Retrouvez la chronique du concert de KORITNI et WILD DAWN à Orléans dans notre rubrique "dossiers"

METAL INTEGRAL : Lex, tout d’abord, j’ai cru comprendre que tu t’es installé à Paris. Comment t'y sens-tu, comparé à l’Australie ?
Lex KORITNI : Oui, je vis en France. Paris, c’est Paris… C’est une grande ville qui pue, qui est pleine de gens qui ne s’aiment pas… Ce n’est pas le plus bel endroit du monde. Comme beaucoup de grandes villes qui sentent mauvais, d’ailleurs ! Certains aiment ça, mais je n’aime pas les grandes villes ; J’ai grandi dans la campagne australienne. J’ai appris à pêcher, à chasser, tu comprends... Ca n’a rien à voir…

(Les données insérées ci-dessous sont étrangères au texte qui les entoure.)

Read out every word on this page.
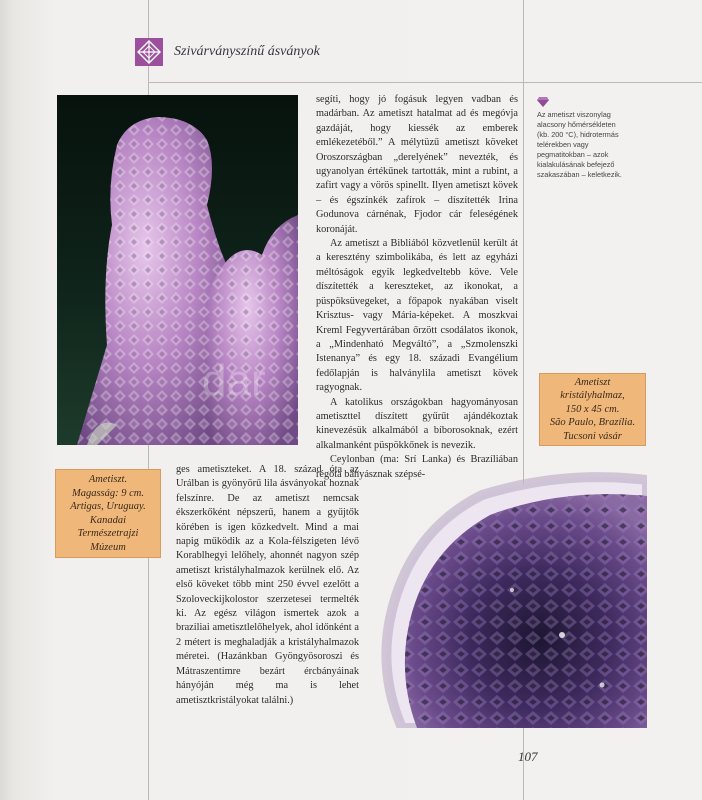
Szivárványszínű ásványok
dar

segíti, hogy jó fogásuk legyen vadban és madárban. Az ametiszt hatalmat ad és megóvja gazdáját, hogy kiessék az emberek emlékezetéből.” A mélytüzű ametiszt köveket Oroszországban „derelyének” nevezték, és ugyanolyan értékűnek tartották, mint a rubint, a zafirt vagy a vörös spinellt. Ilyen ametiszt kövek – és égszínkék zafírok – díszítették Irina Godunova cárnénak, Fjodor cár feleségének koronáját.

Az ametiszt a Bibliából közvetlenül került át a keresztény szimbolikába, és lett az egyházi méltóságok egyik legkedveltebb köve. Vele díszítették a kereszteket, az ikonokat, a püspöksüvegeket, a főpapok nyakában viselt Krisztus- vagy Mária-képeket. A moszkvai Kreml Fegyvertárában őrzött csodálatos ikonok, a „Mindenható Megváltó”, a „Szmolenszki Istenanya” és egy 18. századi Evangélium fedőlapján is halványlila ametiszt kövek ragyognak.

A katolikus országokban hagyományosan ametiszttel díszített gyűrűt ajándékoztak kinevezésük alkalmából a bíborosoknak, ezért alkalmanként püspökkőnek is nevezik.

Ceylonban (ma: Srí Lanka) és Brazíliában régóta bányásznak szépsé-

ges ametiszteket. A 18. század óta az Urálban is gyönyörű lila ásványokat hoznak felszínre. De az ametiszt nemcsak ékszerkőként népszerű, hanem a gyűjtők körében is igen közkedvelt. Mind a mai napig működik az a Kola-félszigeten lévő Korablhegyi lelőhely, ahonnét nagyon szép ametiszt kristályhalmazok kerülnek elő. Az első köveket több mint 250 évvel ezelőtt a Szoloveckijkolostor szerzetesei termelték ki. Az egész világon ismertek azok a braziliai ametisztlelőhelyek, ahol időnként a 2 métert is meghaladják a kristályhalmazok méretei. (Hazánkban Gyöngyösoroszi és Mátraszentimre bezárt ércbányáinak hányóján még ma is lehet ametisztkristályokat találni.)

Ametiszt.
Magasság: 9 cm.
Artigas, Uruguay.
Kanadai Természetrajzi
Múzeum
Ametiszt kristályhalmaz,
150 x 45 cm.
São Paulo, Brazília.
Tucsoni vásár
Az ametiszt viszonylag alacsony hőmérsékleten (kb. 200 °C), hidrotermás telérekben vagy pegmatitokban – azok kialakulásának befejező szakaszában – keletkezik.
107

METAL INTEGRAL : Pour quelles raisons alors as-tu choisis la France comme lieu de vie ?
Lex KORITNI : En fait, nous ne sommes installés à Paris que pour la tournée. Nous allons nous installer à Jarnac, à la campagne, juste à côté de la Gironde. C’est une petite ville avec, je crois 5.000 habitants. Et les deux grandes villes avoisinantes sont Angoulême et Cognac, qui restent assez petites. J’adore la campagne, et, sincèrement, je crois avoir ma dose de bruit avec le Rock n Roll. J’aime me retrouver au calme après une tournée.

METAL INTEGRAL : Et comment te débrouilles-tu en français ? Tu prends des cours, aussi ?
Lex KORITNI (en français) : Oui, oui, oui, c’est vrai. Ma femme est française. J’habite en France, donc c’est nécessaire pour moi de parler la langue. Mais c’est un petit peu difficile…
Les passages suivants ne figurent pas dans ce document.